Gorge de Didima
"Je me suis arrêté sous un surplomb vieux de deux mille ans, et la montagne avait encore quelque chose à dire."
Une gorge abritant des milliers de peintures rupestres san, où le tonnerre résonne encore sur le grès comme il résonnait pour les artistes qui les ont peintes.
Lia a trouvé la référence à Harald et Shirley-Ann Pager avant moi — c’est elle qui lit les notes de bas de page des guides pendant que je regarde encore la photo de couverture. Près de 4 000 peintures individuelles, réparties sur 17 abris sous roche, tout cela à quelques kilomètres de Cathedral Peak. Je n’ai vraiment cru ce chiffre qu’une fois à l’intérieur de la gorge de Didima, la nuque tendue vers le haut, à regarder un panneau d’élands et de figures humaines céder la place à un autre dès que nous contournions un pan de grès. Nous avions roulé depuis Durban la veille, et je me souviens m’être dit tout le long du trajet que « site d’art rupestre » ne rendait pas justice à ce que nous étions sur le point de découvrir.

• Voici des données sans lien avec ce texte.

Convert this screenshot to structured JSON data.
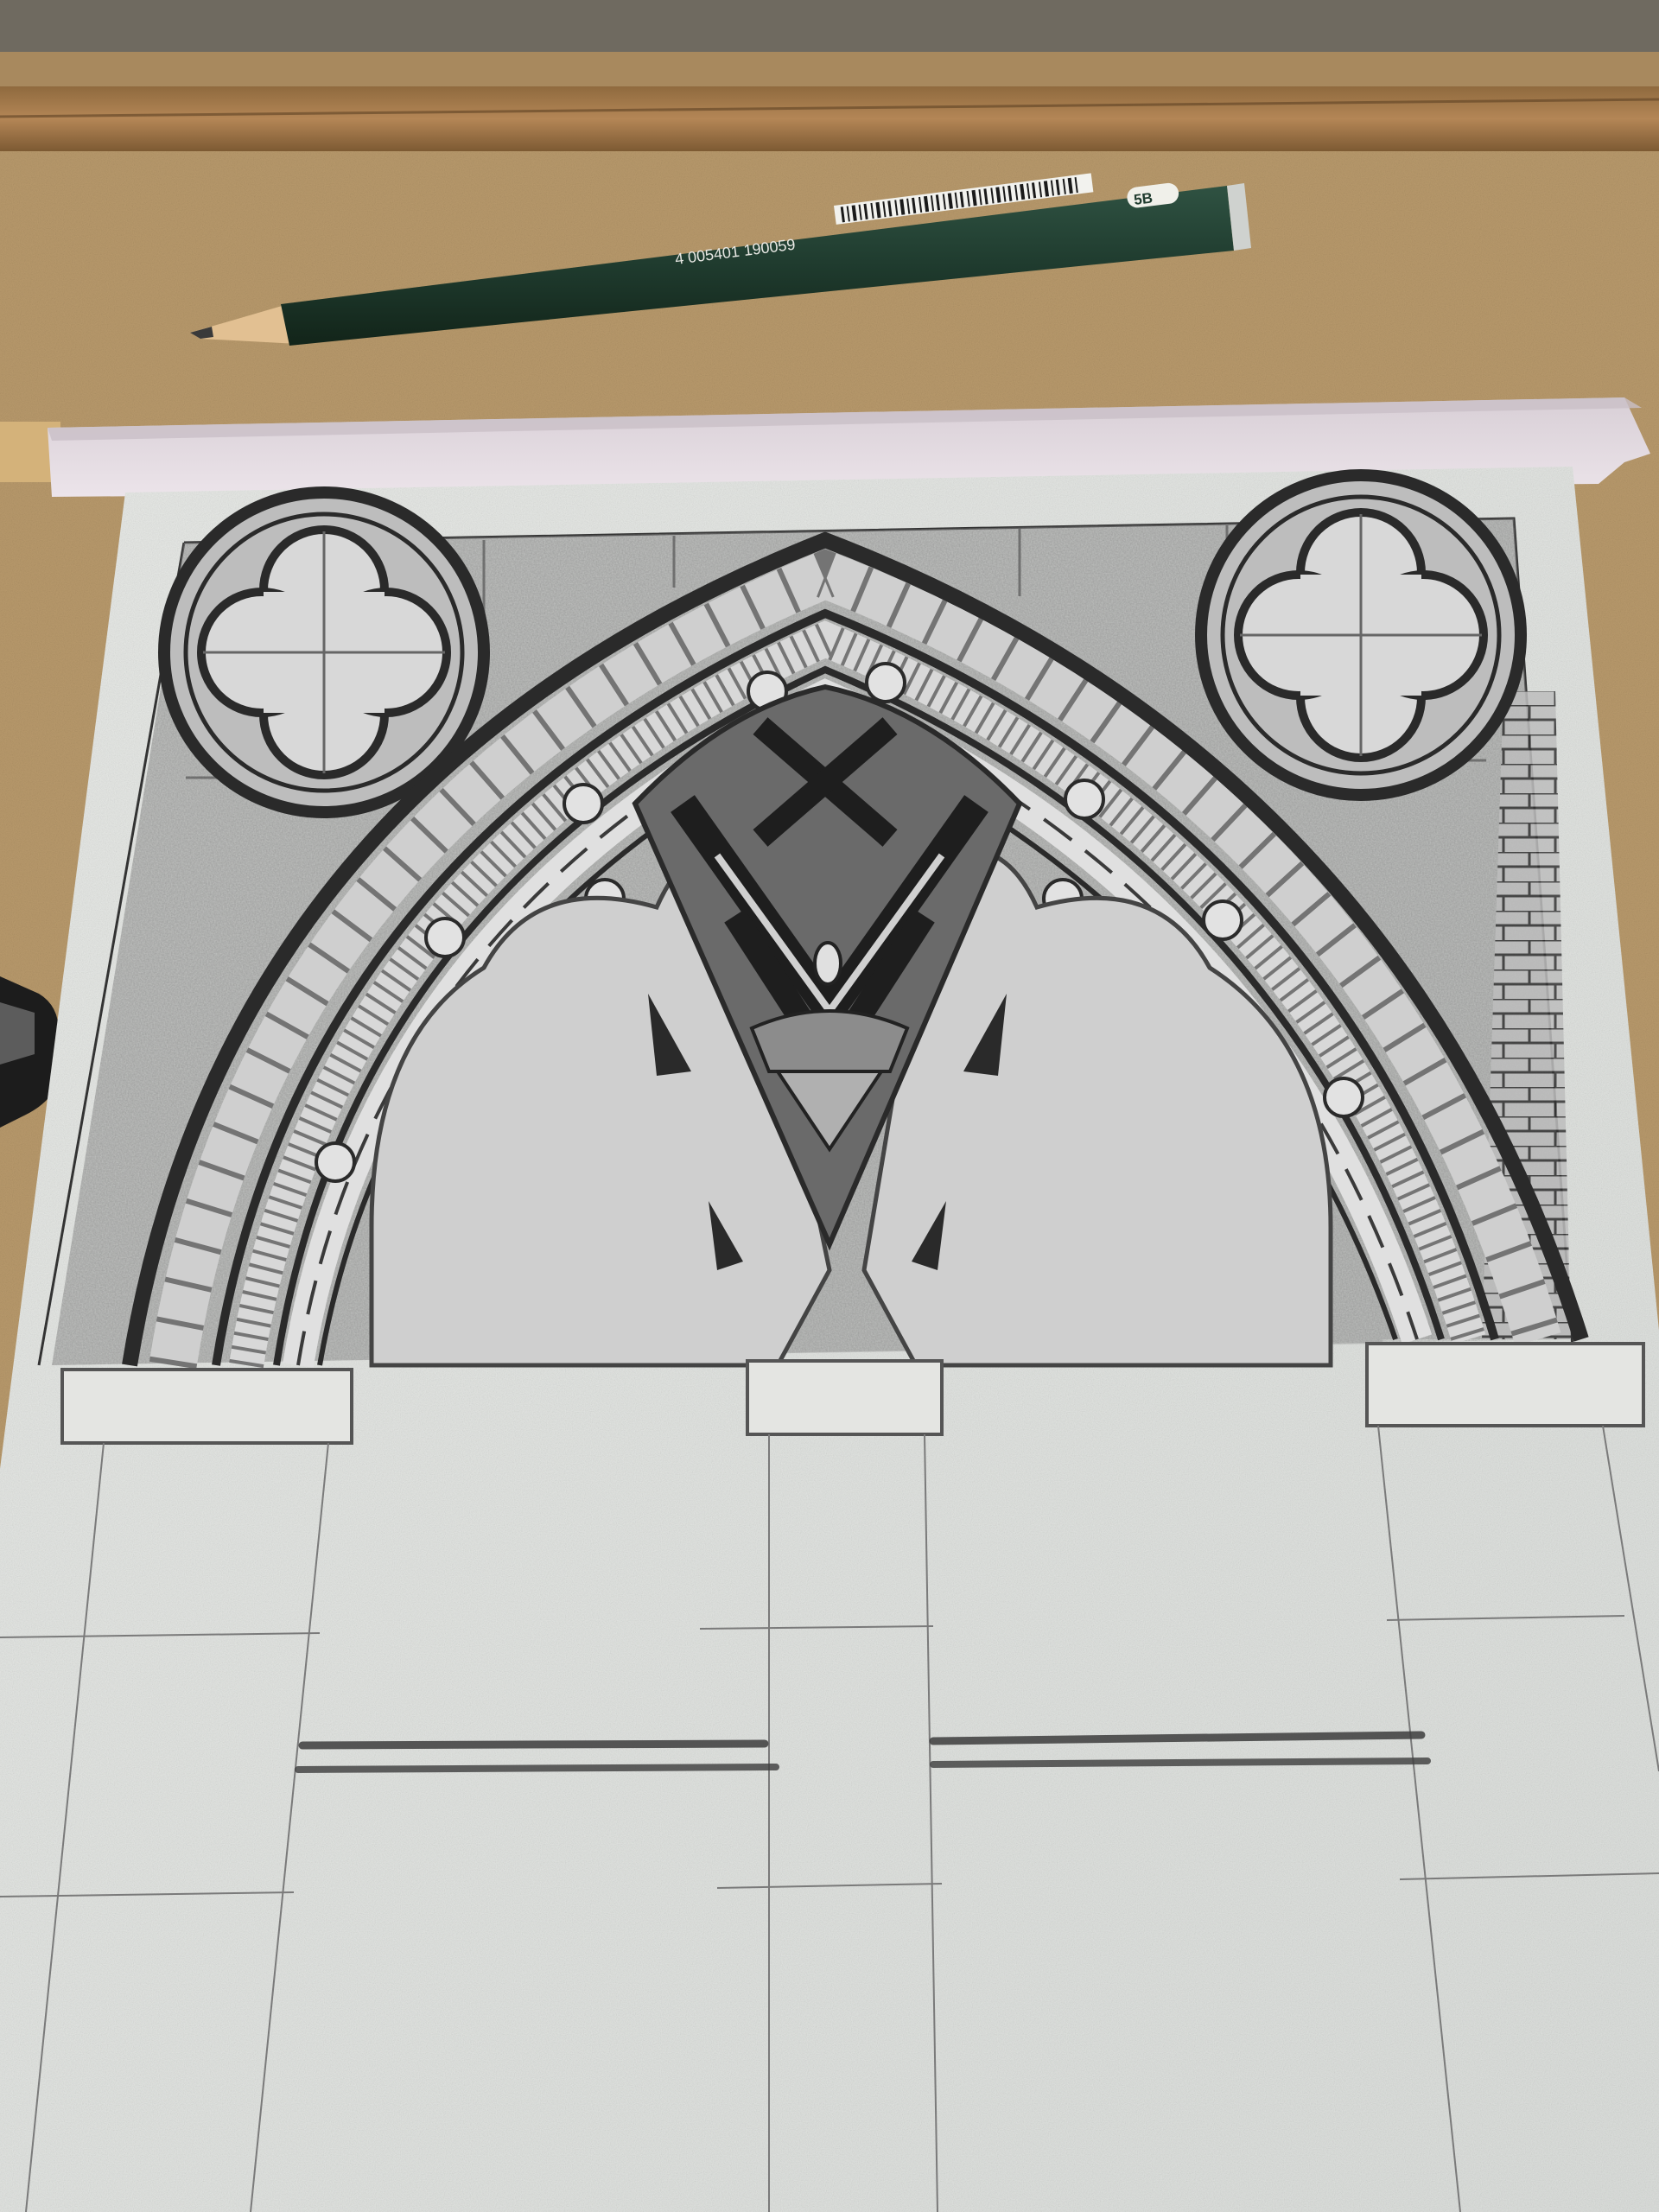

Ce qui m’a le plus marqué, ce n’est pas seulement la densité des peintures, c’est la diversité de ce à quoi ces abris avaient manifestement servi. Notre guide nous a montré un abri large et ouvert qui avait sans doute accueilli des familles entières — traces de suie au plafond, peintures superposées au fil des décennies — puis, vingt minutes plus loin sur le sentier, un abri si petit et si dissimulé qu’il ne pouvait avoir servi qu’à une seule personne à la fois. Un espace rituel privé, nous a-t-elle dit, un lieu où un guérisseur san se serait rendu seul. Debout dans ce second abri, à peine assez grand pour que Lia et moi puissions nous y asseoir côte à côte, je me suis senti comme un intrus dans quelque chose qui n’avait jamais été destiné à être vu.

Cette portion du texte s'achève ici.